Athletics in Cork mourn the passing of Holden...By John Walshe (Evening Echo, Tuesday January 7)

The death took place at the weekend of Andy Holden, one of the leading British runners of the 1970s and a man who tasted success on a number of occasions in Cork events.

Aged 65, Holden passed away after an illness and will be remembered for winning the inaugural Grange International Cross-Country race at Fermoy in January of 1976.

There, before an attendance of around 3,000, he won the six mile race from his British colleague Grenville Tuck with Neil Cusack from Limerick third and Leevale’s Donie Walsh in fourth.

Later that year Holden was the star of the Cork City Sports where he won a thrilling 5000m on the grass at the Mardyke, his time that night of 13:59.8 putting him well clear of Irish runners Gerry Deegan and Cusack.

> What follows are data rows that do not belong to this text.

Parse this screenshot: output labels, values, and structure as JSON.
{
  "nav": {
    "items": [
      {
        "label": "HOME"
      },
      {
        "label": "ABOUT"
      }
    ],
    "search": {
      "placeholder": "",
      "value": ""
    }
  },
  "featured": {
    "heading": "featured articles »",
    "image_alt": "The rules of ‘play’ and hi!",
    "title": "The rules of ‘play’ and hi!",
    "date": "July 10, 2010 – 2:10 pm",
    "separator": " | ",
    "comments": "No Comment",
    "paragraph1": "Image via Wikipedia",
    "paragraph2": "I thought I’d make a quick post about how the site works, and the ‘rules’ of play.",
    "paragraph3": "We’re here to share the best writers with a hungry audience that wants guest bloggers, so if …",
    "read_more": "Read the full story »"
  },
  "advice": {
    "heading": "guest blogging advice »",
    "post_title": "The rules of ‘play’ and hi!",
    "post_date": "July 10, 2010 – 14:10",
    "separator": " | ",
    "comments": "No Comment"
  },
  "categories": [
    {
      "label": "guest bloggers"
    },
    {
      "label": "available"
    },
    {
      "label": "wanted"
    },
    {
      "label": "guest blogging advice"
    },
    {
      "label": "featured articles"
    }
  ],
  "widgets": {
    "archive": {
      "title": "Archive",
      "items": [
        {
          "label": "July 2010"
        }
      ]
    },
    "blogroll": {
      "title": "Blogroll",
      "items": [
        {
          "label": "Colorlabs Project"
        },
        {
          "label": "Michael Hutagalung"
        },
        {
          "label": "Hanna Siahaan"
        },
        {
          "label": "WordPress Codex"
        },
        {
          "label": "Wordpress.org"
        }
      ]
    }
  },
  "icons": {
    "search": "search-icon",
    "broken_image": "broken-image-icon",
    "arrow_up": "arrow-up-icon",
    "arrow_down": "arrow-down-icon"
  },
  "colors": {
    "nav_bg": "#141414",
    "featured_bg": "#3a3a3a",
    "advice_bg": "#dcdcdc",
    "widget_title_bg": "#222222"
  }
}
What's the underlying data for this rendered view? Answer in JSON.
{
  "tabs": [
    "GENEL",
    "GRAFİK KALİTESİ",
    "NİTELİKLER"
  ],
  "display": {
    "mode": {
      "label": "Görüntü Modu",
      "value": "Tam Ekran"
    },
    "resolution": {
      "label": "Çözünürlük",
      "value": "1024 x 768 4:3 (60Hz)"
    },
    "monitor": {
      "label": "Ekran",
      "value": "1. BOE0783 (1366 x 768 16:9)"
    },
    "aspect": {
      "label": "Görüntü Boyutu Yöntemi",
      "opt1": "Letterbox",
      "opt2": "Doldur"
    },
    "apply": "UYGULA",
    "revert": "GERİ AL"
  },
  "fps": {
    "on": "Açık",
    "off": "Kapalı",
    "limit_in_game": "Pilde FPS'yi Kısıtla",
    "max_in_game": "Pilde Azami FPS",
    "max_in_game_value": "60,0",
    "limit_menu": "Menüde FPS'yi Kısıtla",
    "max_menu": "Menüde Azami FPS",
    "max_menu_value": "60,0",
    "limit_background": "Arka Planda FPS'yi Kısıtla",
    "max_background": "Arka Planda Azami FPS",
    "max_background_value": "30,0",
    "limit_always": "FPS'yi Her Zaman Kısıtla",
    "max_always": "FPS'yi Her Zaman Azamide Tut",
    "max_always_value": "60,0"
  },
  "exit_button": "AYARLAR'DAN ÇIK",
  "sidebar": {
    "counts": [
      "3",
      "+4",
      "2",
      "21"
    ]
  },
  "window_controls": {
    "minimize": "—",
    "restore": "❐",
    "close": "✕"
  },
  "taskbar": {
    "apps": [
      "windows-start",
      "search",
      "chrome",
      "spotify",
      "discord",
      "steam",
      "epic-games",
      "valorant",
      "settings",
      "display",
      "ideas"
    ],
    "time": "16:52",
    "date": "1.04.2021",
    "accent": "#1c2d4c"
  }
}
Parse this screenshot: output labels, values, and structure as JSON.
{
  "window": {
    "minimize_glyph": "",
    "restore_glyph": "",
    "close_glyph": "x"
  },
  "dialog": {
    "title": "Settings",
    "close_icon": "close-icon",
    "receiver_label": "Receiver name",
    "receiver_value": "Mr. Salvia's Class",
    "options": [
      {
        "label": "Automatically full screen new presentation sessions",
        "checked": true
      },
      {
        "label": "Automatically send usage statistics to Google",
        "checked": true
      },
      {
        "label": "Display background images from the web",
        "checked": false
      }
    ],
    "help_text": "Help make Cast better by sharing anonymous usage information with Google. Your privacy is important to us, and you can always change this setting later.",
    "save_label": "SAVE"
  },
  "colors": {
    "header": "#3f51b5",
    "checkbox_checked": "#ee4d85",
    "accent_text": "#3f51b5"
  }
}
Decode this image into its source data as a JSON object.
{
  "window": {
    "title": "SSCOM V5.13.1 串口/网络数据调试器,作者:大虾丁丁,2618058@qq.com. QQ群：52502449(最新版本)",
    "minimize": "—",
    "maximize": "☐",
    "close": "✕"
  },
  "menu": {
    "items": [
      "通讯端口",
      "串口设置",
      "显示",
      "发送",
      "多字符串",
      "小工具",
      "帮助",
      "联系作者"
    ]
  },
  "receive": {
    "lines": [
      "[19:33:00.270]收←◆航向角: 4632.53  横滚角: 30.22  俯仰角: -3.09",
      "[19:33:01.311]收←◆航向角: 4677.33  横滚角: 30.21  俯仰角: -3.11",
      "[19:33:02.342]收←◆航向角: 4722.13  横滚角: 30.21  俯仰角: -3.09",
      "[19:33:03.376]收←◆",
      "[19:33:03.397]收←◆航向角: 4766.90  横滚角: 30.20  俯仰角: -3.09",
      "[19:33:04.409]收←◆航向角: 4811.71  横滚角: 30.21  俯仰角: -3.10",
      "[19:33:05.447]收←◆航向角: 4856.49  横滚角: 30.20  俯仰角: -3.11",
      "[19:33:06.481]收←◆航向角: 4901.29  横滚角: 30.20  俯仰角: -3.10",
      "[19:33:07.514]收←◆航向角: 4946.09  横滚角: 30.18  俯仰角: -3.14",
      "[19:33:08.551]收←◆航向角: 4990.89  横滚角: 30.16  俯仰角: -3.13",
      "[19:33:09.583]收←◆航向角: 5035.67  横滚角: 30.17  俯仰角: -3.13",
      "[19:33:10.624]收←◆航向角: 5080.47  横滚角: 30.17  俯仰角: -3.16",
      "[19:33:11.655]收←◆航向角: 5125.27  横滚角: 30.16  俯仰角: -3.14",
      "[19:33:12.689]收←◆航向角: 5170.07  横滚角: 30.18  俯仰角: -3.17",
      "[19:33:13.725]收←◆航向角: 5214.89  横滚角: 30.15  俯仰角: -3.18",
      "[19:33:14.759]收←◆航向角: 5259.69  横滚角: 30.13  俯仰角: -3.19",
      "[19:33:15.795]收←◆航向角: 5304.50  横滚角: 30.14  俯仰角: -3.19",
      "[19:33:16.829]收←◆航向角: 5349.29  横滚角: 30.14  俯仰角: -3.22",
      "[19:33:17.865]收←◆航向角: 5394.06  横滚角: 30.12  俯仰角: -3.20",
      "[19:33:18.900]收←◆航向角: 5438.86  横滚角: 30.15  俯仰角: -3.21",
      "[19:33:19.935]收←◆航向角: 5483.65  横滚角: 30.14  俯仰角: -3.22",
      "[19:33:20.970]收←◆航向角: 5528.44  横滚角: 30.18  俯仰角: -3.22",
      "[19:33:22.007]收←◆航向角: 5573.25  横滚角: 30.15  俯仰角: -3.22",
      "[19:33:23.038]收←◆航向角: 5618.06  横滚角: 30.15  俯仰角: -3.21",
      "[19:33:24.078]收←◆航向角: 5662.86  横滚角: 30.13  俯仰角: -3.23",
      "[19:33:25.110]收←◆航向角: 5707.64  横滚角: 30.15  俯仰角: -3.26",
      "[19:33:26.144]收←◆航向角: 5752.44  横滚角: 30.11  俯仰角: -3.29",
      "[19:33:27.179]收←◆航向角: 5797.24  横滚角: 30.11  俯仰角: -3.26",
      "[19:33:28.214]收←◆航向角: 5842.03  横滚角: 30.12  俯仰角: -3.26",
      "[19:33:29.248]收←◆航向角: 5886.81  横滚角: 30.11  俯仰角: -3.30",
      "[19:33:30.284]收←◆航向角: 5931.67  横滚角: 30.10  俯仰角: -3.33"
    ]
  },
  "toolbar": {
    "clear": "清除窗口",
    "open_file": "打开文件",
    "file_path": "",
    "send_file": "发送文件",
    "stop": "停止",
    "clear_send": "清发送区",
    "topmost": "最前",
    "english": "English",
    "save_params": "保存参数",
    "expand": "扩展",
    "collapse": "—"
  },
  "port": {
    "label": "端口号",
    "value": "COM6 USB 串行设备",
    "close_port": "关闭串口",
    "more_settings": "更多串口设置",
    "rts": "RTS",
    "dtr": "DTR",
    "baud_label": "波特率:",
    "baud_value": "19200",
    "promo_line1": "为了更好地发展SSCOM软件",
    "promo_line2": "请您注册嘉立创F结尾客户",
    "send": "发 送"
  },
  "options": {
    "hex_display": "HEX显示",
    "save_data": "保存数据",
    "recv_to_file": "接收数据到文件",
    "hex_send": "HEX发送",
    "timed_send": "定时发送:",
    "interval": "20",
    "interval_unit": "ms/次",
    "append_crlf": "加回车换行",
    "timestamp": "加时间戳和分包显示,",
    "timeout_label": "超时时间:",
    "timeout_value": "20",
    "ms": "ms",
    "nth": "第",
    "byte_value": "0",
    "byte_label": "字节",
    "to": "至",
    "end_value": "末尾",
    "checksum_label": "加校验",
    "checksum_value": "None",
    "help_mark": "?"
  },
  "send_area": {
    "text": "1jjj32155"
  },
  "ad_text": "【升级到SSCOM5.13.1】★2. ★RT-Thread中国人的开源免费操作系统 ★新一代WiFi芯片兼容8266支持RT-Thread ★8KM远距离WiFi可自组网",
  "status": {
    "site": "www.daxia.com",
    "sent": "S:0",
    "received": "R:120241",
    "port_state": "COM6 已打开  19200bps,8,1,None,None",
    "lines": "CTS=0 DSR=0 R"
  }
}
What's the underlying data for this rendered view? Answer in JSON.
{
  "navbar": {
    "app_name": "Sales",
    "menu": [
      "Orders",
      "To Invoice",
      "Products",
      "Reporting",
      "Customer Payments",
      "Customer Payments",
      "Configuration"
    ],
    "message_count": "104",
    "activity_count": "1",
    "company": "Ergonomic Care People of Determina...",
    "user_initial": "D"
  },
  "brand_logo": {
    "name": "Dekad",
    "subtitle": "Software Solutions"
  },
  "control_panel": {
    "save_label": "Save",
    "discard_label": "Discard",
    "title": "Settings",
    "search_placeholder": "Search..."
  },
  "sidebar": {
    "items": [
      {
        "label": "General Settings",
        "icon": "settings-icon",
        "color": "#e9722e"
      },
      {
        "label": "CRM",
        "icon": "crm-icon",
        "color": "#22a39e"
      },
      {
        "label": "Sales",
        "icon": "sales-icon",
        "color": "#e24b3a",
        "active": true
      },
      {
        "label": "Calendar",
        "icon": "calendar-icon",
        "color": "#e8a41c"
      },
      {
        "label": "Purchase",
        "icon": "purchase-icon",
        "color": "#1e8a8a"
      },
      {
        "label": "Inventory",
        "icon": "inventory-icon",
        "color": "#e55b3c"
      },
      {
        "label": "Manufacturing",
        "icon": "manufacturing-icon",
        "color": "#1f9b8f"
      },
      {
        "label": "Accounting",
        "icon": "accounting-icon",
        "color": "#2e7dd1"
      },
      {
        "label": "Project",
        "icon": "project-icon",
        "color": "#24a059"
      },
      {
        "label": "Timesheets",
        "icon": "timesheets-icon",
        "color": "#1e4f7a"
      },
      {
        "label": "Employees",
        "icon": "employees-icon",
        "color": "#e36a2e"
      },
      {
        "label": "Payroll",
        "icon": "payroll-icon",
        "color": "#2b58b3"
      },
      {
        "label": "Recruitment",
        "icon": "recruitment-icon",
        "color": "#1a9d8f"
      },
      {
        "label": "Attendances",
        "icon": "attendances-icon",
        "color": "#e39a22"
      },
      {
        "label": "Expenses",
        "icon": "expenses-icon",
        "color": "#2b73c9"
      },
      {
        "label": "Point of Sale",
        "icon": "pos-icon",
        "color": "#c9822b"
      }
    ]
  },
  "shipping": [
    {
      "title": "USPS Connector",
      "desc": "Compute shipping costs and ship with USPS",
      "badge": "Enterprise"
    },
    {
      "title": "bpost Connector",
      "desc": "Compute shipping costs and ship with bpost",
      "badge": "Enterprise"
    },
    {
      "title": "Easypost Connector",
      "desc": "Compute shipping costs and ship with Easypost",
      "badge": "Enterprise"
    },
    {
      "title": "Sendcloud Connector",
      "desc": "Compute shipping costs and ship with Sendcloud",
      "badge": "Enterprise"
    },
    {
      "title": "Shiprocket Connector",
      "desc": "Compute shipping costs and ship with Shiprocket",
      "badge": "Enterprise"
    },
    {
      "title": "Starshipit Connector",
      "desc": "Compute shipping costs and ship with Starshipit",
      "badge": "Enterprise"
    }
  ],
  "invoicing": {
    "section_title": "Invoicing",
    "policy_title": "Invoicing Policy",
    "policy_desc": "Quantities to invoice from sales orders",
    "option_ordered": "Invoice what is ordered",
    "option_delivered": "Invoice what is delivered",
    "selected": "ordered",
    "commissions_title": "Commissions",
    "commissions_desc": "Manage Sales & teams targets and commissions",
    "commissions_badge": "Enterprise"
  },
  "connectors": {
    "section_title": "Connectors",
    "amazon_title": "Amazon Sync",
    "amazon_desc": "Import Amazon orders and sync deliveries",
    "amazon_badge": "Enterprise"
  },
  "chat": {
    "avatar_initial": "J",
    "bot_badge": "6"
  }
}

The following night, Cusack – who would run the Olympic marathon a month later at Montreal – turned the tables on Holden in a 10-mile race from Fermoy to Mitchelstown.

This was organised by Tom Burke, the founder of the Grange International meeting, and Cusack’s time of 47:51 put him 47 seconds clear of Holden with Welsh international Bernie Plain third. Hard to believe nowadays, just 27 runners took part on that occasion.

Through his friendship with Donie Walsh, Holden returned to Cork in December 1979 where he won a road race around Ballinlough, organised by Leevale. Over a distance of 7,540 metres, Holden’s time of 21:38 gave him 11 seconds to spare over Des O’Connor from Kilkenny with Cusack once again in the frame, finishing third just a second behind.

Holden ran the steeplechase at the 1972 Munich Olympics, the same year that he set a national record of 8:26.4 at Crystal Palace for the event. It’s a time which still places him 20th on the UK all-time list.

A great servant of the famous Tipton Harriers club, Holden later moved up to the marathon where he had a best time of 2:15:18,

Bermuda Marathon

Showing a great range of ability, he was also the course record-holder for the 36-mile Two Bridges Race in Scotland with a time of 3:21:46.

A dentist by profession, he also held many administrative and promotional posts at club and area level and coached a number of groups of young athletes over the years at Tipton.

Outside athletics he was involved with many charities and good causes and helped out for many years with the ‘Crisis At Christmas’ organisation providing food and shelter for the homeless over the festive period.

1 comment:

Anonymous said...

Saw the man run once in Cork. Was so powerful. May he rest in peace.
Great article John Walshe, Thanks for Posting John Desmond.
Intersting race in the article Mitchelstown to Fermoy. Could it be done again???
Hilly and tough but sounds like a gem.